Disputa política no Brasil fica cada vez mais hostil e perigosa, mas poucos ligam para isso

Militares demonstram engajamento político nas redes sociais, embora o regulamento disciplinar das Forças Armadas classifique atos como transgressores; quem perde com essa briga é o país

  • Por Álvaro Alves de Faria
  • 03/08/2021 15h45 - Atualizado em 03/08/2021 15h46
Rosinei Coutinho/SCO/STF - 12/03/2020 Plenário do STF com a presença dos ministros Recentemente, o STF foi alvo de críticas do general da reserva Eduardo Barbosa

Não é novidade para ninguém, pelo menos para aqueles que ainda conseguem pensar neste cenário brasileiro cada vez mais tenso. O Brasil começa decididamente a trilhar caminhos perigosos. Mas poucos se lixam para isso. O país caminha aos tropeços num recinto de escuridão, com manifestações cada vez mais hostis. Estamos nos transformando numa terra de inimigos. Basta ler com alguma atenção o texto que o general da reserva Eduardo Barbosa, presidente do Clube Militar, publicou no site da entidade na última quinta-feira, 29, contra o Supremo Tribunal Federal. Ao texto, o general deu o título “Suprema Corte desmoralizada”. 

Trata-se, também, de um recado direto ao ministro da Defesa, general Braga Netto e aos três comandantes das forças militares do país. O general Eduardo Barbosa afirma que, por não terem sido eleitos pelo povo, esses ministros se promiscuem em discussões políticas que não lhes cabem. Diz ser vergonhoso e hipócrita o papel assumido pelo STF, escrevendo em sua página oficial para mentir, com o objetivo de confundir a opinião pública, muito provavelmente para respaldar uma CPI esdrúxula, que mais parece um tribunal de inquisição, segundo ele. Refia-se à afirmação do STF quando diz que não impediu o presidente da República de coordenar o combate à pandemia. De acordo com o presidente do Clube Militar, todos sabem que as decisões do STF deram aos governadores e prefeitos o poder absoluto para tomar as medidas que bem entendessem, inclusive com decisões inconstitucionais e desvio escancarado de recursos públicos. O general observa que isso contribuiu para piorar as consequências nefastas da pandemia, fazendo lembrar governos do passado rechaçados pelo povo nas eleições de 2018, mas ainda protegidos por ministros escolhidos exatamente por esses corruptos que permanecem impunes, com aqueles mesmo discurso dos que destruíram o país e desejam voltar ao poder.

Na última terça-feira, 27, também no site do Clube Militar, o Major-brigadeiro Jaime Rodrigues Sanchez criticou com veemência o protesto contra o presidente Bolsonaro realizado em São Paulo, chamando os manifestantes de “vândalos esquerdistas”, assinalando que os inimigos do governo usam armas deploráveis.
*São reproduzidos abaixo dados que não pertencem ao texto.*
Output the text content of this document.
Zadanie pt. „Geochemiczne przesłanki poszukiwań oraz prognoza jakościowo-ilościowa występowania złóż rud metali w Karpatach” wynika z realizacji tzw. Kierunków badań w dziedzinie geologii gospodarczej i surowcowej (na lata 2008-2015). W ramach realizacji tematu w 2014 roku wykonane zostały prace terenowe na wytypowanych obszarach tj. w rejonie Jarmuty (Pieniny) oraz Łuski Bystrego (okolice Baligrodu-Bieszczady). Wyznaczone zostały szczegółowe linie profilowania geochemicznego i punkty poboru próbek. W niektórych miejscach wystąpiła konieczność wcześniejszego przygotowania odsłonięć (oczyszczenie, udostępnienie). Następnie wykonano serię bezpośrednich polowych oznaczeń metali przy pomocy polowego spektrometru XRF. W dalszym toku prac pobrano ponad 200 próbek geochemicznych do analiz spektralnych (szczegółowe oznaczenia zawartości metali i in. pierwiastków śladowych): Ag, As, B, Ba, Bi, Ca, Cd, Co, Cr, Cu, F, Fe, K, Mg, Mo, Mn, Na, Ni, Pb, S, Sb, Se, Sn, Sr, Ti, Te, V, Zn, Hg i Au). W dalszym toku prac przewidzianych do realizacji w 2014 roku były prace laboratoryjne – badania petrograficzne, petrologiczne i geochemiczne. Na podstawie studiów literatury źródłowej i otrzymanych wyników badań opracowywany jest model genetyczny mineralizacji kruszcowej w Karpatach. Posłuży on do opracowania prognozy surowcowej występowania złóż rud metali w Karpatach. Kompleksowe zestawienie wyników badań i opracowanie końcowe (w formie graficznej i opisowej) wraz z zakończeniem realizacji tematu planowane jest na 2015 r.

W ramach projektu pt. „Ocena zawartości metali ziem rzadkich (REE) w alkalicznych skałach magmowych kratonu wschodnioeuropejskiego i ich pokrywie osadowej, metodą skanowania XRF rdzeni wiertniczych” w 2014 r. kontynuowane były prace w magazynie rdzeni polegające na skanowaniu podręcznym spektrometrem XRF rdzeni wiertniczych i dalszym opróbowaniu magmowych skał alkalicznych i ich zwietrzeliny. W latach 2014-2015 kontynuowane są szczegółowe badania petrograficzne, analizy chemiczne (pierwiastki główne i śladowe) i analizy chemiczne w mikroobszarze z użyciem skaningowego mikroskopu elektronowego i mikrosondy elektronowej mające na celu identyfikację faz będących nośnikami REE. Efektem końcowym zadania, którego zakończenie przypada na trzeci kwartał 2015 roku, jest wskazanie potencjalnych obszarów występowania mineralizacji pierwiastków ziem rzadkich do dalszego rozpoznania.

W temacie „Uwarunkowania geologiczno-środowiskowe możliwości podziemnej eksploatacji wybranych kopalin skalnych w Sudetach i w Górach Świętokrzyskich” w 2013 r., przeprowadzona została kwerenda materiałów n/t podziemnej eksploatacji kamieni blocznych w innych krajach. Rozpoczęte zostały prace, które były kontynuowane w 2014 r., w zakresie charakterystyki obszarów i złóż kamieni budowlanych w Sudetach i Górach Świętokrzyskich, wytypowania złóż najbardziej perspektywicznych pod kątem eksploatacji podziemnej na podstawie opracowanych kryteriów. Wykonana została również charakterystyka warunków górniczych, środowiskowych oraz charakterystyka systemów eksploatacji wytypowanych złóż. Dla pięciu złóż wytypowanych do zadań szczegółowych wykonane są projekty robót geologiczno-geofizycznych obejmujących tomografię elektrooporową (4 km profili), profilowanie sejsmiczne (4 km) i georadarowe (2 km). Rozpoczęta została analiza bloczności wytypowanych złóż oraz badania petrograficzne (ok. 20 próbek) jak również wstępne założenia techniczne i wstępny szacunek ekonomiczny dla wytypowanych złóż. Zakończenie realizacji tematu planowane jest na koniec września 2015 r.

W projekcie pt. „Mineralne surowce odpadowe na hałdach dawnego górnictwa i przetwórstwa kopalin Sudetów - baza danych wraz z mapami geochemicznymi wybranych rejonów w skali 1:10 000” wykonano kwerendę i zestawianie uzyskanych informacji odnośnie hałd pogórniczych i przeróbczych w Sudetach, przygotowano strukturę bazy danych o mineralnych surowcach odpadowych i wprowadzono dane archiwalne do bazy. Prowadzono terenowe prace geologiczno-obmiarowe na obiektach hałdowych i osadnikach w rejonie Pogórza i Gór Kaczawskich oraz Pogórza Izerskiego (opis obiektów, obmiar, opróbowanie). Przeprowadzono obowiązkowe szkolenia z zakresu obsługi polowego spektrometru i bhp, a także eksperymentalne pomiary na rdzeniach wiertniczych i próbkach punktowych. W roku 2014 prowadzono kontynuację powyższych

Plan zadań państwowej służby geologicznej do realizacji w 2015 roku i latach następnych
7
O major adianta que atualmente existe no país uma trama para derrubar Bolsonaro e evitar sua reeleição. Entre esses vândalos destacam-se, de acordo com o major, os políticos do PT, ajudados por ministros do STF, aos quais chama de “bandidos investidos de poder judicial”. Ele reclama, também, da passividade dos bolsonaristas diante do que está ocorrendo no país. Diz ainda que a eleição fraudada será a cartada final, “se falharem os golpes de Estado em andamento ou se nenhum novo atentado contra a vida do presidente for desfechado”. 

Ao mesmo tempo, vários militares da ativa têm usado as redes sociais demonstrando engajamento político, apesar de os regulamentos disciplinares do Exército, da Marinha e da Aeronáutica classificarem como transgressões as manifestações político-partidárias de integrantes das Forças Armadas. Toda essa atividade nas redes sociais indica alinhamento ao presidente Bolsonaro e parlamentares próximos ao governo, com muitas críticas ao PT, ao Supremo Tribunal Federal e à esquerda em geral. Chegou-se onde se podia chegar. A hostilidade cresce cada vez mais e sugere que o país anda à deriva, perdido de si mesmo. Trata-se de uma declaração de guerra, embora os oficiais da reserva não tenham comando de tropas. Os caminhos estão cada vez mais perigosos numa discussão que parece não ter fim. Fica difícil prever o futuro deste país dividido politicamente medindo a força bruta. Quem tem a ganhar? Parece que essa história do dia a dia brasileiro acontece em capítulos cada vez mais difíceis. Quem perde é o Brasil, antigamente chamado de “o país do futuro”.